> -----Original Message-----
> From: Stephen Hemminger <stephen@networkplumber.org>
> Sent: Saturday, December 23, 2023 1:18 AM
> To: Xing, Beilei <beilei.xing@intel.com>
> Cc: Burakov, Anatoly <anatoly.burakov@intel.com>; dev@dpdk.org;
> thomas@monjalon.net; ferruh.yigit@amd.com; Richardson, Bruce
> <bruce.richardson@intel.com>; chenbox@nvidia.com; Cao, Yahui
> <yahui.cao@intel.com>
> Subject: Re: [PATCH 4/4] eal: add new args to choose VFIO mode
>
> On Fri, 22 Dec 2023 19:44:53 +0000
> beilei.xing@intel.com wrote:
>
> > From: Beilei Xing <beilei.xing@intel.com>
> >
> > Since now Linux has both of VFIO Container/GROUP & VFIO IOMMUFD/CDEV
> > support, user can determine how to probe the PCI device by the new
> > args "--vfio-mode".
> >
> > Use "--vfio-mode=container" to choose VFIO Container/GROUP, and use
> > "--vfio-mode=iommufd" to choose VFIO IOMMUFD/CDEV.
> >
> > Signed-off-by: Beilei Xing <beilei.xing@intel.com>
> > Signed-off-by: Yahui Cao <yahui.cao@intel.com>
>
> Can't this be automatic, users don't need more EAL options.

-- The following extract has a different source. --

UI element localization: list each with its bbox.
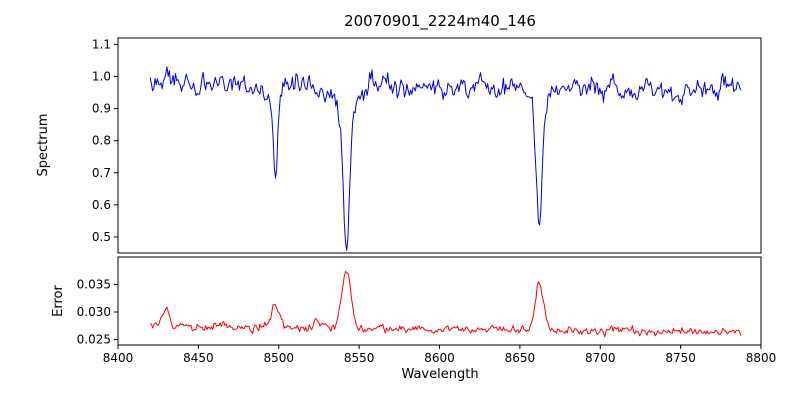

Thanks for your review. Since Linux supports both VFIO Container/GROUP and VFIO
OMMUFD/CDEV currently, I think user can choose which mode they want. The new
IOMMU features (e.g. PASID/SSID) may be only available through VFIO IOMMUFD/CDEV
interface, VFIO Container/GROUP may be deprecated in future, and then DPDK will
use iommufd mode automatically.
.
@@ -226,6 +226,7 @@ pci_scan_one(const char *dirname, const struct rte_pci_addr *addr)
struct rte_pci_device_internal *pdev;
struct rte_pci_device *dev;
char driver[PATH_MAX];
+ enum rte_vfio_mode vfio_mode;
int ret;
pdev = malloc(sizeof(*pdev));
@@ -317,6 +318,8 @@ pci_scan_one(const char *dirname, const struct rte_pci_addr *addr)
return -1;
}
+ vfio_mode = rte_eal_vfio_mode();
+
/* parse driver */
snprintf(filename, sizeof(filename), "%s/driver", dirname);
ret = pci_get_kernel_driver_by_path(filename, driver, sizeof(driver));
@@ -327,8 +330,10 @@ pci_scan_one(const char *dirname, const struct rte_pci_addr *addr)
}
if (!ret) {
- if (!strcmp(driver, "vfio-pci"))
+ if (!strcmp(driver, "vfio-pci") && vfio_mode == RTE_VFIO_CONTAINER)
dev->kdrv = RTE_PCI_KDRV_VFIO;
+ else if (!strcmp(driver, "vfio-pci") && vfio_mode == RTE_VFIO_IOMMUFD)
+ dev->kdrv = RTE_PCI_KDRV_VFIO_IOMMUFD;
else if (!strcmp(driver, "igb_uio"))
dev->kdrv = RTE_PCI_KDRV_IGB_UIO;
else if (!strcmp(driver, "uio_pci_generic"))
@@ -58,6 +58,12 @@ rte_eal_iova_mode(void)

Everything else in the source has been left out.